近年、特許やマニュアルなど幅広い文書の翻訳に機械翻訳が急速に導入されつつある一方、マンガの翻訳はAIによる効率化が進んできませんでした。これは、マンガ特有の砕けた会話文で語の省略が多い、テキストが非規則的に配置されており文脈情報を抽出しにくい、固有名詞が多く対訳辞書の整備が手間、といった性質に起因しています。これらの問題に対し、Mantraはマンガのコマや吹き出しを認識する画像認識技術と、適切に文脈を考慮する機械翻訳技術を組み合わせることで対処を試みています(Mantra 代表取締役 石渡 祥之佑氏)

DNPサイドで実用化に取り組んだ三代川 智行氏もマンガ翻訳の難しさをこう語る。

マンガの翻訳はニュアンスや語彙の強さや登場人物毎の話し方、口語など通常の翻訳とは違った難しさがあり、これらを得意とする翻訳者がストーリーを理解した上で手作業で対応しているため、自動翻訳とは一番遠い分野と認識しています。なので、精度の低い自動翻訳結果が先に入力されていると全て手作業で翻訳するより効率が悪いんです。

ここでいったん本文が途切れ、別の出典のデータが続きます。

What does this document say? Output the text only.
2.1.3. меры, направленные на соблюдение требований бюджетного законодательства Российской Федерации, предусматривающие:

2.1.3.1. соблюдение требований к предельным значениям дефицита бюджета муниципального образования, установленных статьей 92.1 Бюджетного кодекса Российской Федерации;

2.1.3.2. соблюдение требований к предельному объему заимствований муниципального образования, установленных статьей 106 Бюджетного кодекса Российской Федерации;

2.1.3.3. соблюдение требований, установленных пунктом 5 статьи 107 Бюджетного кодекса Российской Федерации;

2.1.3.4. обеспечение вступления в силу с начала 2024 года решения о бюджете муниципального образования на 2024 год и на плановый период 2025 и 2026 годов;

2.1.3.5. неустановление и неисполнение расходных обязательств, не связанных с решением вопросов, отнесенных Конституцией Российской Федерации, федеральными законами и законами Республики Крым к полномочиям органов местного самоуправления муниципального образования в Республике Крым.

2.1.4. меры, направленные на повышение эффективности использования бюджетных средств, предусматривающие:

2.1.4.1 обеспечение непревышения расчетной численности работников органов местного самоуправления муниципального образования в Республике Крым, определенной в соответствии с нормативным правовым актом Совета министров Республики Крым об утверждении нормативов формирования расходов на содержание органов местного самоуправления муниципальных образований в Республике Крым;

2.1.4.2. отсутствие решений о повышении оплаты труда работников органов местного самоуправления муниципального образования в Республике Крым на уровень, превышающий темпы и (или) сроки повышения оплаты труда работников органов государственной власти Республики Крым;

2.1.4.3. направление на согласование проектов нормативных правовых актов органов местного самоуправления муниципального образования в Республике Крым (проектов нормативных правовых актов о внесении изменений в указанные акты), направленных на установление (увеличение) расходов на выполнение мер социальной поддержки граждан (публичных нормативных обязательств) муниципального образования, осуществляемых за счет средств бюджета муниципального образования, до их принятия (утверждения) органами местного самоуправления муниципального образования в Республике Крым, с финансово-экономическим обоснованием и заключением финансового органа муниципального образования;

一方、Mantraのエンジンは一般的な翻訳エンジンに比べて明らかに精度が高く、自動翻訳後に修正を加える前提であれば商用レベルは可能であると考えました。マンガにおいては翻訳だけではなく、フォント(書体)の選び方、行間、文字の配置や回転、文字フチなど、組版の要素も重要です。この機能は既に持っているので組み合わせることで実用化に近づくと考えたんです(DNP 三代川 智行氏)

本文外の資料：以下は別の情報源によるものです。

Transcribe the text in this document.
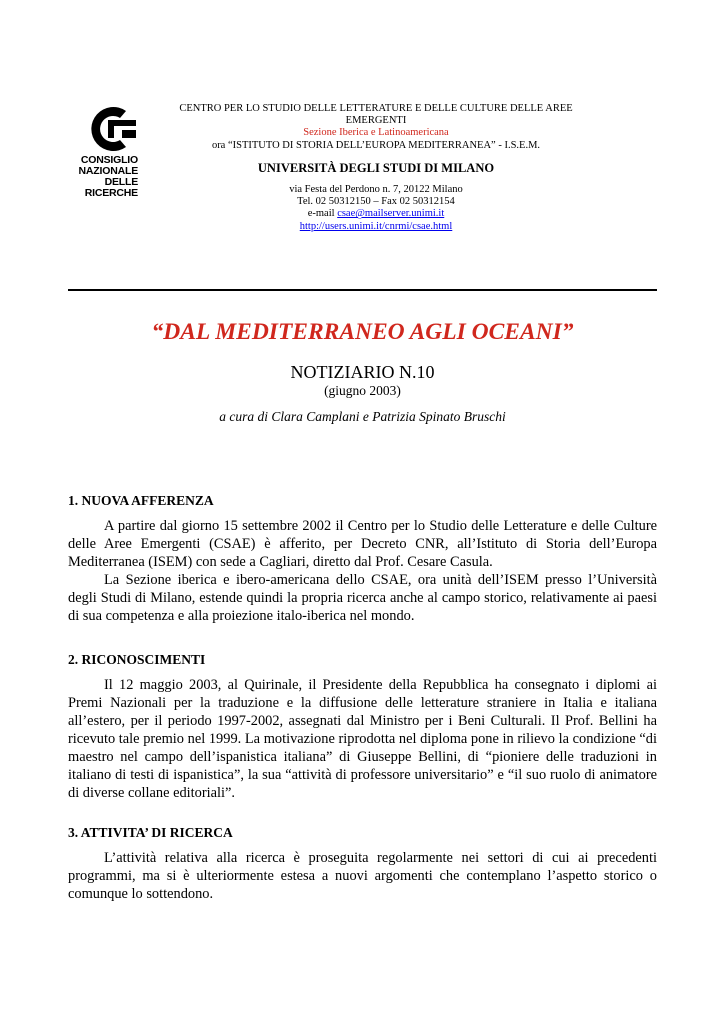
CONSIGLIO
NAZIONALE
DELLE
RICERCHE
CENTRO PER LO STUDIO DELLE LETTERATURE E DELLE CULTURE DELLE AREE
EMERGENTI
Sezione Iberica e Latinoamericana
ora “ISTITUTO DI STORIA DELL’EUROPA MEDITERRANEA” - I.S.E.M.
UNIVERSITÀ DEGLI STUDI DI MILANO
via Festa del Perdono n. 7, 20122 Milano
Tel. 02 50312150 – Fax 02 50312154
e-mail csae@mailserver.unimi.it
http://users.unimi.it/cnrmi/csae.html
“DAL MEDITERRANEO AGLI OCEANI”
NOTIZIARIO N.10
(giugno 2003)
a cura di Clara Camplani e Patrizia Spinato Bruschi
1. NUOVA AFFERENZA

A partire dal giorno 15 settembre 2002 il Centro per lo Studio delle Letterature e delle Culture delle Aree Emergenti (CSAE) è afferito, per Decreto CNR, all’Istituto di Storia dell’Europa Mediterranea (ISEM) con sede a Cagliari, diretto dal Prof. Cesare Casula.

La Sezione iberica e ibero-americana dello CSAE, ora unità dell’ISEM presso l’Università degli Studi di Milano, estende quindi la propria ricerca anche al campo storico, relativamente ai paesi di sua competenza e alla proiezione italo-iberica nel mondo.

2. RICONOSCIMENTI

Il 12 maggio 2003, al Quirinale, il Presidente della Repubblica ha consegnato i diplomi ai Premi Nazionali per la traduzione e la diffusione delle letterature straniere in Italia e italiana all’estero, per il periodo 1997-2002, assegnati dal Ministro per i Beni Culturali. Il Prof. Bellini ha ricevuto tale premio nel 1999. La motivazione riprodotta nel diploma pone in rilievo la condizione “di maestro nel campo dell’ispanistica italiana” di Giuseppe Bellini, di “pioniere delle traduzioni in italiano di testi di ispanistica”, la sua “attività di professore universitario” e “il suo ruolo di animatore di diverse collane editoriali”.

3. ATTIVITA’ DI RICERCA

L’attività relativa alla ricerca è proseguita regolarmente nei settori di cui ai precedenti programmi, ma si è ulteriormente estesa a nuovi argomenti che contemplano l’aspetto storico o comunque lo sottendono.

この翻訳技術をマンガ編集フローに組み込んだのがMOESだ。MOESは翻訳版のマンガ制作に必要な翻訳や校正・進捗管理などを実現するクラウドシステムで、DNPでは2016年から印刷物や電子書籍におけるマンガ翻訳の制作工程でこれを活用してきた。画面上に表示されるマンガレイアウトの吹き出しに直接翻訳した文章を入れることができるので入れ間違いなどの防止に役立つ。またクラウドで共有できることから時差のある国や地域での進捗管理も容易になる。

Mantraの提供するマンガ専用翻訳ツール「Mantra Engine」はマンガ翻訳の効率を高めることはできる一方、従来と異なる翻訳ワークフローを設計しなければならない点に課題がありました。今回、既に洗練された翻訳システム(MOES)やそれを中心としたワークフローを持つDNPさんへの技術提供という新しい取り組みを開始することで、世界におけるマンガ翻訳の生産性を爆発的に向上させられるのでは、という期待が社内で膨らんでいます(Mantra 代表取締役 石渡 祥之佑氏)

自動翻訳を取り込んだ直後の編集画面(翻訳者による修正未実施)

今回、Mantraと共同で開発したAIエンジンによりMOES上で従来、手作業で入れていた作業フローに加え、翻訳文章があらかじめ入った状態で編集作業を開始するフローを選択できるようになっている。

翻訳フローを選択した検証では作業時間が3割以上削減される結果も得ており、DNPは今後もテスト運用を通じて改修を進め、2021年度中のシステム実用化を目指すとしている。